Two incomplete mandibles are assigned to Pelagornithidae given the presence of a well marked neurovascular furrow and the unique bony projections, or "pseudo-teeth", along the crista tomialis. Specimens IAA-Pv 175 from Ypresian levels of La Meseta Alloformation (Cucullaea I Allomember), and IAA-Pv 823 from Bartonian beds of the Submeseta Alloformation, in Seymour Island (Antarctic Peninsula, West Antarctica) corresponds to the morpho-type 1, previously proposed for Antarctic pseudo-tooth birds.
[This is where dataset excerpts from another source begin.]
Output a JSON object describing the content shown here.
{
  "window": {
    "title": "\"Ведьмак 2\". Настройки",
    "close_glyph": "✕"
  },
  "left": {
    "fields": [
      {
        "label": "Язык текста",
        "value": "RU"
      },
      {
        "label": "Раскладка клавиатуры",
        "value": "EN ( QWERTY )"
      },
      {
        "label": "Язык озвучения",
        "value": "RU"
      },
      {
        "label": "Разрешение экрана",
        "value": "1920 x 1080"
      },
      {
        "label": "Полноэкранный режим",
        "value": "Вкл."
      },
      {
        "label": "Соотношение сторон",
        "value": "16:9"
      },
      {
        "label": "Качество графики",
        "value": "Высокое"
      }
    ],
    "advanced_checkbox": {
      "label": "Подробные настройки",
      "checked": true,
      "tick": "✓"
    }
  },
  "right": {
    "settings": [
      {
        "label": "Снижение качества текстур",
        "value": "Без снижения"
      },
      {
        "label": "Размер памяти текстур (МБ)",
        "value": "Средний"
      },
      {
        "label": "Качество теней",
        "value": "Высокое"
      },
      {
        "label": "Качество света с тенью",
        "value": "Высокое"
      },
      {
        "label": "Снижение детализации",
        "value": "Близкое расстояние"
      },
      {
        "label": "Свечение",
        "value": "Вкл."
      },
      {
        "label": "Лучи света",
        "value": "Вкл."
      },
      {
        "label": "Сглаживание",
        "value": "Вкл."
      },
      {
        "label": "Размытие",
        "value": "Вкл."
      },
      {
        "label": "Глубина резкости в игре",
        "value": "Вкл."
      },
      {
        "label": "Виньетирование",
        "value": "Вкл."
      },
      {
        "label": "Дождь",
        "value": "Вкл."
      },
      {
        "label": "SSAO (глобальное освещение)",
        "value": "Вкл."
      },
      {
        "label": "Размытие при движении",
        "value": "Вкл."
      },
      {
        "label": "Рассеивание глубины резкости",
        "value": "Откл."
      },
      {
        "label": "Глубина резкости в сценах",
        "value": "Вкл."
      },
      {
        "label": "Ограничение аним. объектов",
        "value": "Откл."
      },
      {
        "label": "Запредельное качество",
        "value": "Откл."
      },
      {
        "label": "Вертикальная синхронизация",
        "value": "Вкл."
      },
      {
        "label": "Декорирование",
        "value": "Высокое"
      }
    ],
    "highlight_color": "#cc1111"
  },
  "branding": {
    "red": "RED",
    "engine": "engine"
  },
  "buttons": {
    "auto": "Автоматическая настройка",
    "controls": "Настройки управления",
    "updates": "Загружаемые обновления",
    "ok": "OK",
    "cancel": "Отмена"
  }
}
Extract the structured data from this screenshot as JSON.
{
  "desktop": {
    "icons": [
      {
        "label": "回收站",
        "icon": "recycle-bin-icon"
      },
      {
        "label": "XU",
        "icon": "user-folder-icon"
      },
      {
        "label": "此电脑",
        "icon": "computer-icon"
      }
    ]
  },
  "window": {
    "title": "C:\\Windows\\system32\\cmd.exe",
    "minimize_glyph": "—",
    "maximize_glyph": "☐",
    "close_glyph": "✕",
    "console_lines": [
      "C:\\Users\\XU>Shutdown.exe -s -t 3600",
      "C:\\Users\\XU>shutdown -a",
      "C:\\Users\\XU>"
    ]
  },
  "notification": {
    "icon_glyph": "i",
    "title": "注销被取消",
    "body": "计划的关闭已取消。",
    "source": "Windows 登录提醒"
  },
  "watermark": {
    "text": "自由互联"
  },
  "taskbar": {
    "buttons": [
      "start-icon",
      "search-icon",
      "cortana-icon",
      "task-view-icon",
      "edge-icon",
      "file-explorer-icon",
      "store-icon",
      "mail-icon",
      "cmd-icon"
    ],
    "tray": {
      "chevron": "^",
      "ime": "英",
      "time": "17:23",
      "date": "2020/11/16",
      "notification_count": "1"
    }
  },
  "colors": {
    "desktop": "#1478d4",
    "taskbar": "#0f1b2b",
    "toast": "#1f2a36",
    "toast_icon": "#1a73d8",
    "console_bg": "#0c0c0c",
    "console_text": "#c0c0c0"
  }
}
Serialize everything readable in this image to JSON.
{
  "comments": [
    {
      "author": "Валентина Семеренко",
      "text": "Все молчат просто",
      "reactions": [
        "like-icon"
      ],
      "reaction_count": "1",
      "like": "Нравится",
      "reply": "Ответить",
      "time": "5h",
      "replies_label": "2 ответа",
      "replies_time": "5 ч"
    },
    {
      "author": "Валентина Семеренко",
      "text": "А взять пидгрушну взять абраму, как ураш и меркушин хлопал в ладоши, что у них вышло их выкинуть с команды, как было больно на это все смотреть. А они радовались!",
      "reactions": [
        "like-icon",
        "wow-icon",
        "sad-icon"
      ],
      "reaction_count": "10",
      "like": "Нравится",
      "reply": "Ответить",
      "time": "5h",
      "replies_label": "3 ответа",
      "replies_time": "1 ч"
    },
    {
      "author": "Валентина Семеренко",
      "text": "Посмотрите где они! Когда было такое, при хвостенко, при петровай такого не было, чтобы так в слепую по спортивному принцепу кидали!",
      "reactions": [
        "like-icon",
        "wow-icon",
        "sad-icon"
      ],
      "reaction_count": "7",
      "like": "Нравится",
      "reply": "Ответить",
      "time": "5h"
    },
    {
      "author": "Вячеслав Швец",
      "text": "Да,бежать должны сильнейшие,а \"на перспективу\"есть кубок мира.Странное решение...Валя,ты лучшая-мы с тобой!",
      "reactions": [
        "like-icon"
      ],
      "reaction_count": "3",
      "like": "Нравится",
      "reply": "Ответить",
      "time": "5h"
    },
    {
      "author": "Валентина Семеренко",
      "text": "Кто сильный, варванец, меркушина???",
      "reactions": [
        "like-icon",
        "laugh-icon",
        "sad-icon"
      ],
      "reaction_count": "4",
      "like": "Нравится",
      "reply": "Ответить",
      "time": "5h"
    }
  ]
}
The intermediate condition of the pseudo-teeth of these specimens reinforces the idea that diet changed from piscivory to molluscivory along the evolutive history of the group.

==========

Romina Batista, Urban Olsson, Tobias Andermann, Alexandre Aleixo, Camila Cherem Ribas and Alexandre Antonelli (2020)
Phylogenomics and biogeography of the world's thrushes (Aves, Turdus): new evidence for a more parsimonious evolutionary history.
Proceedings of the Royal Society B 287(1919): 20192400
doi: https://doi.org/10.1098/rspb.2019.2400
https://royalsocietypublishing.org/doi/10.1098/rspb.2019.2400


To elucidate the relationships and spatial range evolution across the world of the bird genus Turdus (Aves), we produced a large genomic dataset comprising ca 2 million nucleotides for ca 100 samples representing 53 species, including over 2000 loci. We estimated time-calibrated maximum-likelihood and multispecies coalescent phylogenies and carried out biogeographic analyses. Our results indicate that there have been considerably fewer trans-oceanic dispersals within the genus Turdus than previously suggested, such that the Palaearctic clade did not originate in America and the African clade was not involved in the colonization of the Americas. Instead, our findings suggest that dispersal from the Western Palaearctic via the Antilles to the Neotropics might have occurred in a single event, giving rise to the rich Neotropical diversity of Turdus observed today, with no reverse dispersals to the Palaearctic or Africa. Our large multilocus dataset, combined with dense species-level sampling and analysed under probabilistic methods, brings important insights into historical biogeography and systematics, even in a scenario of fast and spatially complex diversification.